THE ONES WHO MOVE SLOWLY
The Ones Who Move Slowly unearths the seasonal migration route of the Aydınlı nomadic pastoralists and related ecological knowledge through archival and situated research, as well as essayistic filmmaking engaging with Ulla Johansen’s Anatolian Ethnology Collection. The collection captures the German/Estonian researcher’s 1956–57 fieldwork with the Aydınlı, where she traced genealogies while recording nomadic life and crafts with an urgency: ‘What if your children don’t learn how to heal a camel? One should document it.’ However, as the extractivist logics of the Turkish state claimed the nomadic landscape, most pastoralists had to abandon the seasonal migration and their camels. In 2024–25, I retraced Aydınlı’s seasonal routes, also thinking of landscape as an archive.

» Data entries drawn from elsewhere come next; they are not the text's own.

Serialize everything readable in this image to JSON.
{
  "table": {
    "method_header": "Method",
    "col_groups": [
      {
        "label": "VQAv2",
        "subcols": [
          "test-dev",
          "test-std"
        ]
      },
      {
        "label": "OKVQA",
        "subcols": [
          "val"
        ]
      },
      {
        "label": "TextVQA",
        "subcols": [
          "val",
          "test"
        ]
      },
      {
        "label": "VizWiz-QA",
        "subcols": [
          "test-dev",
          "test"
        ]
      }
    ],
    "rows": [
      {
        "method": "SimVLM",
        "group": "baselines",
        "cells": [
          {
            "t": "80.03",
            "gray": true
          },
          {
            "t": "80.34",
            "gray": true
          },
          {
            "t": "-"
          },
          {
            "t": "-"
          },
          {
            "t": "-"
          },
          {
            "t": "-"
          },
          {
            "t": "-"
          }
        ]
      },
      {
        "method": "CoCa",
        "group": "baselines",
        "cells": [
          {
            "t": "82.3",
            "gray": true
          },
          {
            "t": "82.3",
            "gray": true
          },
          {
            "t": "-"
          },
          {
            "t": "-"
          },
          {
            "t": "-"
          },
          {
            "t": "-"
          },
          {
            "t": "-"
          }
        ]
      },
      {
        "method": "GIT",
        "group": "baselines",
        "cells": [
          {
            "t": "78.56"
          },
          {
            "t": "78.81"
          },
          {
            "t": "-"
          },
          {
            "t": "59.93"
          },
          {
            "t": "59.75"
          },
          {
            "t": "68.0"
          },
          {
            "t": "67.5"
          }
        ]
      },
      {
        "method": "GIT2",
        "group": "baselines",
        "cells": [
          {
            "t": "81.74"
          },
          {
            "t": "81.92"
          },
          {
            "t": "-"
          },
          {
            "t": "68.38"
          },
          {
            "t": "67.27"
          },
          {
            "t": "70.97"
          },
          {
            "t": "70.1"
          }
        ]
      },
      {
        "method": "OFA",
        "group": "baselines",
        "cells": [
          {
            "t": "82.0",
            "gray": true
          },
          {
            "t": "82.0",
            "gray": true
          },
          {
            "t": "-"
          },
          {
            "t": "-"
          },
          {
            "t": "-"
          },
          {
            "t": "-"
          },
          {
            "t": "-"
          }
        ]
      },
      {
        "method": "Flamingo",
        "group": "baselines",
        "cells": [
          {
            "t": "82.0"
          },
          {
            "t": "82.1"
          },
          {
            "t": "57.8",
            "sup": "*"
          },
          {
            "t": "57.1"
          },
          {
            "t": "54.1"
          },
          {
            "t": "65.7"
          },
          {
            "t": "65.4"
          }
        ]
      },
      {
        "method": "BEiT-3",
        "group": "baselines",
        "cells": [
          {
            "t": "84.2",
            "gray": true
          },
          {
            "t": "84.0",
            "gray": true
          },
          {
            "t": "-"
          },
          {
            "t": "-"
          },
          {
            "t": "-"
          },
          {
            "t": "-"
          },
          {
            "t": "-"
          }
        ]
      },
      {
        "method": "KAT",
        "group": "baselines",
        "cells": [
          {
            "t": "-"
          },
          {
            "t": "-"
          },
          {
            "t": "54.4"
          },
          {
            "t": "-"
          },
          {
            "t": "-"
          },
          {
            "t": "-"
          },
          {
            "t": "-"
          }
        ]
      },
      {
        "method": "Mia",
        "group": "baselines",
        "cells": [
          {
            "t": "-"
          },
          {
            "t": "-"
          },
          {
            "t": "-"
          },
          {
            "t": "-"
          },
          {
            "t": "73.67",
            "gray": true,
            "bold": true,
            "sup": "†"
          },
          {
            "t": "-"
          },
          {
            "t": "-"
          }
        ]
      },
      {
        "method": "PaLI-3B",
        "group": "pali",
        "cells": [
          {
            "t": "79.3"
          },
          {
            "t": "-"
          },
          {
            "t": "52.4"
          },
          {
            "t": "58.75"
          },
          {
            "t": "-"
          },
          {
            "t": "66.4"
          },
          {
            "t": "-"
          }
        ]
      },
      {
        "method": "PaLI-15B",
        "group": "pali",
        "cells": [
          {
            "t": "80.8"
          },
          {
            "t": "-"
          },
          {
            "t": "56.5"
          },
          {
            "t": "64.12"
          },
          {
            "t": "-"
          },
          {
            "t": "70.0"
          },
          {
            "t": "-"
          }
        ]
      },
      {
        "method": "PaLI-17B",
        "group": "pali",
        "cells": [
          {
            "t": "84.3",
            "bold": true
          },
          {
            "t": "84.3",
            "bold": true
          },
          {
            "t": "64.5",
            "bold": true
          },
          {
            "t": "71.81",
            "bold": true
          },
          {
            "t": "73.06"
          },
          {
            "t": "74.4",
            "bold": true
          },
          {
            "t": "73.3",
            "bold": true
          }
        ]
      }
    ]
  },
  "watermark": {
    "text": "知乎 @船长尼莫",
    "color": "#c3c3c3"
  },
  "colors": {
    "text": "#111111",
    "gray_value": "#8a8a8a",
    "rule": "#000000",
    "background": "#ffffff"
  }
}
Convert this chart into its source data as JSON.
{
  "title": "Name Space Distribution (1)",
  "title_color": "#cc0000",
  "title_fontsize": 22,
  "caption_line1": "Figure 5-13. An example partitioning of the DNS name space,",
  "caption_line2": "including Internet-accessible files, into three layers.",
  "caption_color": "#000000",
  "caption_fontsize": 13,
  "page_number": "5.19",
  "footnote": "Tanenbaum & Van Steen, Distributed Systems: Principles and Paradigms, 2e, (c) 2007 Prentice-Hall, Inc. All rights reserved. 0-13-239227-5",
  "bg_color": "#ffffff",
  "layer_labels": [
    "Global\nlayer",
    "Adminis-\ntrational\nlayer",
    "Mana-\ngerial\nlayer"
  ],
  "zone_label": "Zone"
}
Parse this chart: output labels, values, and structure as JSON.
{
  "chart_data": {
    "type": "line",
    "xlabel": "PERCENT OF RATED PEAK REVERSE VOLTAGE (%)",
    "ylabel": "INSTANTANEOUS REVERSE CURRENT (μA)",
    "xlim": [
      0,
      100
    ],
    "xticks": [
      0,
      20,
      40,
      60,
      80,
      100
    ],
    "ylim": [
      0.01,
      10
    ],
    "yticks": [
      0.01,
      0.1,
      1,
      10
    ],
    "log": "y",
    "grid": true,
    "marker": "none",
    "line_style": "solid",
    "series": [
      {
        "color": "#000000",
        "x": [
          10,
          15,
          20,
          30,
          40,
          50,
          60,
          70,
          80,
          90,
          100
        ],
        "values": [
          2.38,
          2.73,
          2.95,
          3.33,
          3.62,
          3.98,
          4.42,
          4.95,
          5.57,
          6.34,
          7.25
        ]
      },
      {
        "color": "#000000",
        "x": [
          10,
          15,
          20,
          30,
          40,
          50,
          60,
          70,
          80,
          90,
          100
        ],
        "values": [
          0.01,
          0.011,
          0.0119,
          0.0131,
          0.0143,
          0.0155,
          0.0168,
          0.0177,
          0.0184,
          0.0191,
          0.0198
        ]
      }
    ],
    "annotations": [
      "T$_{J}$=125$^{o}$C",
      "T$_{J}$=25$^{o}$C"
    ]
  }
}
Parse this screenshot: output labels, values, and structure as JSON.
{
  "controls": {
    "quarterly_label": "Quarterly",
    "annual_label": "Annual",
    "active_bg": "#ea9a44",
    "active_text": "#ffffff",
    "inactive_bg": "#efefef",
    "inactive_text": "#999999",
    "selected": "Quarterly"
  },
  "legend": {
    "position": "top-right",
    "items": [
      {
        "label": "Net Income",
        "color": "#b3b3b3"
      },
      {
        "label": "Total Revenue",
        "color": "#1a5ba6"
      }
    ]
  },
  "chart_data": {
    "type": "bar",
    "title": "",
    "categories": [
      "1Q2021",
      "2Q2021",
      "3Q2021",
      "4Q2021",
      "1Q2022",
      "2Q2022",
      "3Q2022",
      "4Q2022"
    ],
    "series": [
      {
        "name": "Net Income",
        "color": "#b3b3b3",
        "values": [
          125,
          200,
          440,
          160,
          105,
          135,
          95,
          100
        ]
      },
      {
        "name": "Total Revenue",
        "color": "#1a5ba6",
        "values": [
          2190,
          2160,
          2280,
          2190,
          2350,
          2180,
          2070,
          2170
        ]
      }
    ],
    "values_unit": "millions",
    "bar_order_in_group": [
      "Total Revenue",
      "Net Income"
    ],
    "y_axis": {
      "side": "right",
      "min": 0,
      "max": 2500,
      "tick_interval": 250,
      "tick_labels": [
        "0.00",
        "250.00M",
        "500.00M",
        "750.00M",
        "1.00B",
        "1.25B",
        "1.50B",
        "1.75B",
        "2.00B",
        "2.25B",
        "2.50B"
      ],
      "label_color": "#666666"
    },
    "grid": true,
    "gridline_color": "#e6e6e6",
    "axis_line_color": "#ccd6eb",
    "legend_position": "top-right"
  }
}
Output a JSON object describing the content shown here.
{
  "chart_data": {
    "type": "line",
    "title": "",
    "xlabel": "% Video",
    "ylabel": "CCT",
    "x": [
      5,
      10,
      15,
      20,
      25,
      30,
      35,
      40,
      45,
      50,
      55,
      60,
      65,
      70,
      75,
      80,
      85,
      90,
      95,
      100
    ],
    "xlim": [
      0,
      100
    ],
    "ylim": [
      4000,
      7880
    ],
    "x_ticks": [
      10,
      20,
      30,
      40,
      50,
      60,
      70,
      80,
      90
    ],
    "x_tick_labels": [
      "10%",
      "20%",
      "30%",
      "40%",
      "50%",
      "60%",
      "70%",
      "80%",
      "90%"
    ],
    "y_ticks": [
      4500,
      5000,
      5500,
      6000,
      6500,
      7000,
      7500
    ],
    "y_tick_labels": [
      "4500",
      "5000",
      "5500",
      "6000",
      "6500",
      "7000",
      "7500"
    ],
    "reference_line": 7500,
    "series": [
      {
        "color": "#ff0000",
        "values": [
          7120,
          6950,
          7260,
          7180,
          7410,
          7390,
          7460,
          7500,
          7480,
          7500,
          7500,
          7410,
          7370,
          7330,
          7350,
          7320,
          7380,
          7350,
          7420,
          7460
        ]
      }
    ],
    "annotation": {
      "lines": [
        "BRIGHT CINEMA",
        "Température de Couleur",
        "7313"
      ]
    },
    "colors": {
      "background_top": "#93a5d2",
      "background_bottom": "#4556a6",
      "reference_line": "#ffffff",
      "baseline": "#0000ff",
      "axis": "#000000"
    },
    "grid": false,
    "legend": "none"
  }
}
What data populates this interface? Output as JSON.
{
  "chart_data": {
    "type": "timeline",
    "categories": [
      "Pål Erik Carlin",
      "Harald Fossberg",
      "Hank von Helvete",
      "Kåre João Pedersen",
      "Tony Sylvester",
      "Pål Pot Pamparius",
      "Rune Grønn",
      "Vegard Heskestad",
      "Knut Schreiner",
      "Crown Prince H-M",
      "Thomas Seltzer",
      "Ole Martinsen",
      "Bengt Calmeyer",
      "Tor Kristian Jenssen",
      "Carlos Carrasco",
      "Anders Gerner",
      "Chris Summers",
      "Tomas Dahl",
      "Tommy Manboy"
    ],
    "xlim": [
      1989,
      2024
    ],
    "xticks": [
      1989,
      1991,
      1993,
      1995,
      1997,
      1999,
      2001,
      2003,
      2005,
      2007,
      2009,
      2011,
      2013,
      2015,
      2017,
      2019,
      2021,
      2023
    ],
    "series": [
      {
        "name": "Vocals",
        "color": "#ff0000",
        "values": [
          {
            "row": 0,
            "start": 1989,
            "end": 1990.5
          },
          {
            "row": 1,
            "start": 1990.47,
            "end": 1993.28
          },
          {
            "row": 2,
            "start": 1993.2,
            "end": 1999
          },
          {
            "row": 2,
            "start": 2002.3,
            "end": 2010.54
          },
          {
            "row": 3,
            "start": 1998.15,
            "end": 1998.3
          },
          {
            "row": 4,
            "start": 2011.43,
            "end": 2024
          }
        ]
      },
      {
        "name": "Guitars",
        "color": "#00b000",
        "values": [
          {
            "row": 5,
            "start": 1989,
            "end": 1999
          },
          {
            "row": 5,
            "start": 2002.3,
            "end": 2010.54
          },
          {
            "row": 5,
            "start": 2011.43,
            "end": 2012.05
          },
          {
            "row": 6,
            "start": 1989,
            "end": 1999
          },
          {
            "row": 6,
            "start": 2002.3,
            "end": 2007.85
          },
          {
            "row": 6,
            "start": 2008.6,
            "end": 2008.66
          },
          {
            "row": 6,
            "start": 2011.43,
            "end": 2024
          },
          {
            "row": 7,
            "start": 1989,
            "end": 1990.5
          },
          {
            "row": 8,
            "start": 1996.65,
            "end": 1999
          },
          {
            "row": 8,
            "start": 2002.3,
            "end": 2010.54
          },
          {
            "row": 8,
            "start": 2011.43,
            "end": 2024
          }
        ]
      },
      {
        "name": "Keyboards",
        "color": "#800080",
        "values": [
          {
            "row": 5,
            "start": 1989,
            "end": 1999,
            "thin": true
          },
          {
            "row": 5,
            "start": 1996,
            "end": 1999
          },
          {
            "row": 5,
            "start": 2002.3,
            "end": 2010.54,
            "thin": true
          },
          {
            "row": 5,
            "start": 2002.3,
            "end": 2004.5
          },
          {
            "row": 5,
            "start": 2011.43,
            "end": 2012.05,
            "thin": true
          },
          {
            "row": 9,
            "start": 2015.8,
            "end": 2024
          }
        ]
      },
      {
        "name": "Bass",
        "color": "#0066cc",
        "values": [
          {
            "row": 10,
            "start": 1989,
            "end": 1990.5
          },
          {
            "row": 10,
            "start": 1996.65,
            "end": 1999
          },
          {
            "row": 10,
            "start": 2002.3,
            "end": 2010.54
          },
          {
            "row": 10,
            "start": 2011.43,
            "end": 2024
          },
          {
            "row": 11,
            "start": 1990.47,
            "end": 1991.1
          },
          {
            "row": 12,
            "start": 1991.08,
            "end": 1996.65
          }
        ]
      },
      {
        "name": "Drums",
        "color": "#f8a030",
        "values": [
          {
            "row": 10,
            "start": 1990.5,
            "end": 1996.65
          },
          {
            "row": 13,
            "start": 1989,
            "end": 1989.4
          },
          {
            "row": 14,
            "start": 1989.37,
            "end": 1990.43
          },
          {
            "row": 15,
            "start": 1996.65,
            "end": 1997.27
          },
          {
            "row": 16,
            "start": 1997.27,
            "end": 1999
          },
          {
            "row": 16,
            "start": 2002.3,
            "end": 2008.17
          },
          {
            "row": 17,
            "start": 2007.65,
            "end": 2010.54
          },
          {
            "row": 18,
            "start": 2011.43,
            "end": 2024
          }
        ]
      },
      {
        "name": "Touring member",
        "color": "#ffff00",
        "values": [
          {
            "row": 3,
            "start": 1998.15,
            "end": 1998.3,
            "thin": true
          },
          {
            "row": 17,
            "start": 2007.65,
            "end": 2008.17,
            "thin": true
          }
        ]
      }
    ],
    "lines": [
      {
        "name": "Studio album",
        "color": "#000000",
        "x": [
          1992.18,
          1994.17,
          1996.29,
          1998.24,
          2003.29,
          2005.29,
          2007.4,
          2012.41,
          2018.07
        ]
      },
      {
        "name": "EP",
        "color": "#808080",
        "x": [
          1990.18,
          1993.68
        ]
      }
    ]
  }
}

Johansen’s photographs and notes bore witness to the changing landscape, guiding me to meet the last remaining nomads and herds in the region where I grew up, and facilitating a dialogue with pastoralists and ecological knowledge. Relating her archive led to reflections on the urge and desire for research and positionality within suppressed ecologies. The process develops into a film, weaving research into a multispecies micro-narrative that interlaces Johansen’s archives with recordings from the present. It traces how landscapes once hosted nomadic pastoralists’ moved freely have been commodified by dams, mines, forestry and agrarian industries, yet still bear traces of ecological knowledge and resilience.